The three-phase process in a Pickering emulsion has the advantage of a much bigger catalytic surface, compared to a single phase or two phase process, says Meijboom.

The catalytic efficiency can be tuned by adjusting the volume ratio of the toluene and water phases in the Pickering emulsion system.

"Each drop of toluene and nitrobenzene solution in the emulsion effectively becomes a microreactor. This is how the process can be tuned to be efficient at room temperature," he adds.

After the hydrogenation completes, the resulting emulsion is stable enough for storage for a few days, before separating out the aniline.

The study is the first efficient use of a bimetallic palladium catalyst for the hydrogenation of an aromatic compound in a water-based Pickering emulsion system, says Mr. Peter Dele Fapojuwo. He is a Postgraduate researcher at the department.

"By adding Nickel or Cobalt to the catalyst, we improved the dispersion of the Palladium on the surface of the emulsifier," he adds.

Palladium is much more expensive than Nickel or Cobalt, so the use of the bimetallic catalyst further reduces costs.

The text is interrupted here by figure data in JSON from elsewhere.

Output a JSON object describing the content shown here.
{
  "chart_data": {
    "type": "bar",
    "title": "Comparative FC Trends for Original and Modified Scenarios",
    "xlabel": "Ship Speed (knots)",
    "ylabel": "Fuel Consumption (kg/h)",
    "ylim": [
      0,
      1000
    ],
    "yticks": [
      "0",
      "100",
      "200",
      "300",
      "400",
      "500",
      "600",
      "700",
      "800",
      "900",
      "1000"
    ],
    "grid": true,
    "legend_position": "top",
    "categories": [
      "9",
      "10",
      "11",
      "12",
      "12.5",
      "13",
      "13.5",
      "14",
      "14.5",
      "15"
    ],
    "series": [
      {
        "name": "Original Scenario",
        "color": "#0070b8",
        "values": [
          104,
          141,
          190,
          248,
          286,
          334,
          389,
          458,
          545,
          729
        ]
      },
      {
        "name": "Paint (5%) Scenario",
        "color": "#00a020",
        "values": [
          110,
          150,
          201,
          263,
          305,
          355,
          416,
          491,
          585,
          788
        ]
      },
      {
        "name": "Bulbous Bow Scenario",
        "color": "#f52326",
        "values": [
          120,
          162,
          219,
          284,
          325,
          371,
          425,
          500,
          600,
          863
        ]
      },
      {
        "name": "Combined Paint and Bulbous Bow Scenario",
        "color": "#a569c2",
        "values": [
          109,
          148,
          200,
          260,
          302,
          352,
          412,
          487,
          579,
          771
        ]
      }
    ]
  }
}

"The use of solid particles as both catalysts and emulsifier, or stabilizer, poses less threat to the environment compared to conventional surfactant. Their composition is less toxic," says Fapojuwo.

The reaction platform is significantly safer when using sodium borohydride as the reductant, rather than hydrogen, he adds.

"Hydrogenation using petroleum-derived hydrogen is neither totally environmentally-friendly nor economically viable. It requires high-pressure hydrogen, which demands expensive reactor equipment. That increases process costs," he adds.

"In theory, this process can be adapted to keeping one phase in a fixed-bed reactor and doing flow synthesis. The result would be a continuous process for catalytic reactions between two immiscible phases," says Meijboom.

"This is proof of principle phase. We're working towards generalizing the process," he says.

"We have designed a process that can be expanded to a range of industrially important reactions.

"By using emulsion chemistry, we have one system where catalyst, emulsifier, aqueous and organic phase all mix up into an extremely stable system," says Meijboom.